TJAM: A rescisão unilateral de contrato de compra e venda de imóvel e seus efeitos

A Segunda Seção do Superior Tribunal de Justiça constitui-se em colegiado de Ministros que procedem por especialização, a análise de processos de direito privado. Um dos temas sedimentados pela Seção refere-se a contratos de promessa de compra e venda de imóveis, tanto que a 2ª Seção a edição da Súmula 543, respaldou teses já firmadas em recursos repetitivos – aqueles que ficam suspensos sem apreciação, até que o STJ dê ao conteúdo pronunciamento definitivo.

A Súmula 543  tem o seguinte teor: “Na hipótese de resolução de contrato de promessa de compra e venda de imóvel submetido ao Código de Defesa do Consumidor, deve ocorrer a imediata restituição das parcelas pagas pelo promitente comprador – integralmente, em caso de culpa exclusiva do promitente vendedor/construtor, ou parcialmente, caso tenha sido o comprador quem deu causa ao desfazimento.”

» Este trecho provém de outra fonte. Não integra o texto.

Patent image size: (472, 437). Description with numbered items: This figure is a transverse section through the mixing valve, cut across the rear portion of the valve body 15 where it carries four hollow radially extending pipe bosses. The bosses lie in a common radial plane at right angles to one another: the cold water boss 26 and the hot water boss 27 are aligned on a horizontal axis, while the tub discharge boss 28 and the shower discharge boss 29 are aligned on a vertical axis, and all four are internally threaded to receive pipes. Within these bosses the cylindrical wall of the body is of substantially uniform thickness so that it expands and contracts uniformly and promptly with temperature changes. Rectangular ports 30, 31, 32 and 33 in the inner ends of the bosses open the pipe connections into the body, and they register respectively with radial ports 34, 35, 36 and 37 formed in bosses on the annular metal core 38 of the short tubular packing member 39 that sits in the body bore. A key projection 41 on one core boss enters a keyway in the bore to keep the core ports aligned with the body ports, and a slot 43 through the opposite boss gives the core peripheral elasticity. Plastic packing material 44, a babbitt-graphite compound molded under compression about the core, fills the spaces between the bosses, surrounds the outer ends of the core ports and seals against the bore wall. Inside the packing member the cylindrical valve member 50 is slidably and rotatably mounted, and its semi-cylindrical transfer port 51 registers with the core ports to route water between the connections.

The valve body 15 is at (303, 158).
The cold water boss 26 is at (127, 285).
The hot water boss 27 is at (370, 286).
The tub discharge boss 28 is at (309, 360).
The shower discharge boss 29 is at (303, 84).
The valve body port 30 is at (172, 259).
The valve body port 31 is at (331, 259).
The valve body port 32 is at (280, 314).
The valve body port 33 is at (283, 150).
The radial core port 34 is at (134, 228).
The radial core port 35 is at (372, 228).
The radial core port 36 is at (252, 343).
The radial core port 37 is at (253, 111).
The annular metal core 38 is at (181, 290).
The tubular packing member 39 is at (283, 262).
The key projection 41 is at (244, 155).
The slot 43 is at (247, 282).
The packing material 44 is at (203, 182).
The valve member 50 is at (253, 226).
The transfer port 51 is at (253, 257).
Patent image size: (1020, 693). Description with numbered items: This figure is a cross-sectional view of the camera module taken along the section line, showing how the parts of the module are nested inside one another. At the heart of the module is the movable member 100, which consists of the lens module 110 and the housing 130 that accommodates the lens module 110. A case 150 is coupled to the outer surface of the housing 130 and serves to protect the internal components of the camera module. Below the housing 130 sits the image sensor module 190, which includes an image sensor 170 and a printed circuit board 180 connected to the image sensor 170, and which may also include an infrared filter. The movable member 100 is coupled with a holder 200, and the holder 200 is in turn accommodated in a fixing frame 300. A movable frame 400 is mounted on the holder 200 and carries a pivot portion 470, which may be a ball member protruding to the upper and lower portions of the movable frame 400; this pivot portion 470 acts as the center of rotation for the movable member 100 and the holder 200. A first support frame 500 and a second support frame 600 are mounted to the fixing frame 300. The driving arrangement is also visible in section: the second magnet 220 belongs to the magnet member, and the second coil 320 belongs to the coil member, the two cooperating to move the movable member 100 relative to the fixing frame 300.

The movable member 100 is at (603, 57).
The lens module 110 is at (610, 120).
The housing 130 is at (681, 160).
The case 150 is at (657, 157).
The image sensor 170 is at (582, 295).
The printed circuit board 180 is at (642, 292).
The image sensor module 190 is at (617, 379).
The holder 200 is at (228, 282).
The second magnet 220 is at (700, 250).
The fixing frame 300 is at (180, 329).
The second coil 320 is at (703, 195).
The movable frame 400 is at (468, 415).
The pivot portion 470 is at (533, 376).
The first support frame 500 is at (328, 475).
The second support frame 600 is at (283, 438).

A resolução, ou seja, o desfazimento do contrato, quando culpa exclusiva do comprador, seja por arrependimento, ou mesmo a sua recusa em receber o imóvel, negativa de financiamento para a compra do imóvel, dificuldades financeiras e outros motivos, a incorporadora terá o direito de reter parte do valor pago para ressarcir as despesas de venda, tais como corretagem e outros decorrentes da transação.

Aqui no Amazonas, a Terceira Câmara Cível, sob a relatoria do desembargador Flávio Humberto Pascarelli em julgamento de recurso de apelação do processo n° 0613535-29.2018.8.04.0001, da 6ª Vara Cível e Acidentes de Trabalho, proposto por Elielson da Silva Vieira e concomitantemente por Alphaville Manaus Empreendimentos Imobiliários Ltda., cuidando-se de causa de rescisão unilateral de contrato de compra e venda de imóvel, entendeu ser razoável a retenção de 10% a 25% da quantia despendida com a execução do contrato.

Segundo Pascarelli: “é válida a cláusula contratual que transfere ao promitente-comprador a obrigação de pagar a comissão de corretagem nos contratos de promessa de compra e venda de unidade autônoma em regime de incorporação imobiliária, desde que previamente informado o preço total da aquisição da unidade autônoma, com o destaque do valor da comissão de corretagem”

Como foram apelantes ambos os interessados, tanto aquele que prometeu comprar – promitente comprador, quanto aquele que prometeu vender – o promitente vendedor, ambos os recursos foram conhecidos e desprovidos, mantendo-se a decisão de primeiro grau da 6ª Vara Cível e de Acidentes de Trabalho.